I think leftist culture prides itself on a sense of high moral values, so above and beyond, unthinkably incapable of harm. Leftist culture does not practice accountability - it practices posturing. Leftist culture does not invite uncomfortable conversations. It pontificates around the room to the leftist with the highest social clout or loudest voice, considers their wokeness, and builds decisions about future movement around a sense of neoliberal leadership. That is to say, leftist culture enables fascism by playing capitalist leadership games, willing to co-opt the ever living fuck out of the blood, sweat, and tears the rest of us put into our daily fight, all to increase their clout lest they be the next call-out victim. We daily folk are easy targets for neoliberals - we speak incorrectly sometimes, we contain multitudes and embrace our inconsistencies and complexities, we practice accountability as the hard work it actually is and to each other's faces, but we don't hold degrees or doctorates in Diversity, Equity, & Inclusion, Communications, or win the pain Olympics to satisfy the neoliberal gaze in becoming a Savior every time. 

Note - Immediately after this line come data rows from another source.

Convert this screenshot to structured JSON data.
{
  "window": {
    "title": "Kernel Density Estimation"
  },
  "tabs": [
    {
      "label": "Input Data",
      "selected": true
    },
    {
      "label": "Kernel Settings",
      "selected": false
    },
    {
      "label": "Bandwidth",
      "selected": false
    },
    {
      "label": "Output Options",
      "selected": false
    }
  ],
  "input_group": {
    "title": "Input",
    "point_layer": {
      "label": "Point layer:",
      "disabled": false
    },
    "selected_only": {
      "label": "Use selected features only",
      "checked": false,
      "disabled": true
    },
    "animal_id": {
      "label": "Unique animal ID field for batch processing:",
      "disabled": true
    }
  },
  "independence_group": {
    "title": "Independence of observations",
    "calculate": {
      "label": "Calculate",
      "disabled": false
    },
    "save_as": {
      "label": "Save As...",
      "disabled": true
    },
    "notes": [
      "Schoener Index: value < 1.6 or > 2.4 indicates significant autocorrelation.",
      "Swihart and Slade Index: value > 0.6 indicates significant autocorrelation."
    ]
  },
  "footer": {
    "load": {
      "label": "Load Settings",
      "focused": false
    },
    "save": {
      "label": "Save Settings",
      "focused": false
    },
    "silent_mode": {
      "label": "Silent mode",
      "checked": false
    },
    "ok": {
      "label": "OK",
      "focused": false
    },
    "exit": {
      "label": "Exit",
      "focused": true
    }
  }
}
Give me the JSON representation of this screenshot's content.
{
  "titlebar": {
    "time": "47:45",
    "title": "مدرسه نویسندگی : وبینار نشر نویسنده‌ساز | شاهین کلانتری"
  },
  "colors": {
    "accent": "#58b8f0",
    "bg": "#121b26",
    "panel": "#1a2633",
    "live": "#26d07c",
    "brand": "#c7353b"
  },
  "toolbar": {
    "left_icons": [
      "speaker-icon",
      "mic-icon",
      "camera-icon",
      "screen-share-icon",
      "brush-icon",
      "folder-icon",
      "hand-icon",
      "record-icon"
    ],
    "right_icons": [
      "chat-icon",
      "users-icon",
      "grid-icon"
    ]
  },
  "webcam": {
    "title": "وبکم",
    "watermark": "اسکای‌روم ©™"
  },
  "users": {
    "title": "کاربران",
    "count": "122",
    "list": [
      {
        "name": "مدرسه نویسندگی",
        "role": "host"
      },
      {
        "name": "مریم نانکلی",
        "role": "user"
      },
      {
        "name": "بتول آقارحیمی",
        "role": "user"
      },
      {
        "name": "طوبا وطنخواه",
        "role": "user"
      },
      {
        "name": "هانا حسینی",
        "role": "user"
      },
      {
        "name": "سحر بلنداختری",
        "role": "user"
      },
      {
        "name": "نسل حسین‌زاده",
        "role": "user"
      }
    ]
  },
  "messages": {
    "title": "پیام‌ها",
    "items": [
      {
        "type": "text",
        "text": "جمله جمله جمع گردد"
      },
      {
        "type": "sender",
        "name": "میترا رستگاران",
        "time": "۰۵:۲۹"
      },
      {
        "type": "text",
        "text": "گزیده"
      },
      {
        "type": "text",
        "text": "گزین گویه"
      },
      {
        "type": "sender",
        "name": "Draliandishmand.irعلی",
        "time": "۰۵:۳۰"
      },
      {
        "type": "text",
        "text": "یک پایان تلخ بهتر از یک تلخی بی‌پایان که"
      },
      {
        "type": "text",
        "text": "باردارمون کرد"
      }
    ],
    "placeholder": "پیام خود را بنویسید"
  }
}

I am leaving leftist spaces because it hurts 50,000 times worse to be spoken over about your own goddamn experience because someone has a degree or non-profit position in your neighborhood or a neoliberal value to prove to god knows who, instead of spoken with about your experiences. I do not fuck with energy that makes assumptions or educated guesses without taking the time to know at a human level. I do not fuck with energy that creates unsafe social environments where psychological warfare is instituted for the purposes of direct or indirect silencing, done in the name of any type of justice. 

It is accountability practice to seek wisdom together as a collective, to make space for individual expression in relation to one another, to dig at the roots of all of our problems, and to free ourselves together in this fucked up world. I am not interested in false safety that cannot even recognize itself, and I am not interested in fighting for the right to be in power over others. 

I've witnessed it before and been victim to it time and time again. Hell, I’ve even espoused that shit myself without even realizing what I was doing because it sounded correct.

In church circles, we (the good ones) at least held an understanding that we are in it together and that all our bullshit can be handled together, too. There's something to be said about the way spiritual communities, when held together in good faith, operate. 

I am only interested in real ass motherfuckers trying to build a real ass world. I am still a leftist and you'll still see me around. My values just don't define me anymore, nor does my community. I do. 

If we can't see each other through the lens of our shared humanity, I'm not interested, no matter how bad you want me to believe. I'm really good at breaking my faith at this point. 

We say real recognize real for a reason. The horizon is ours.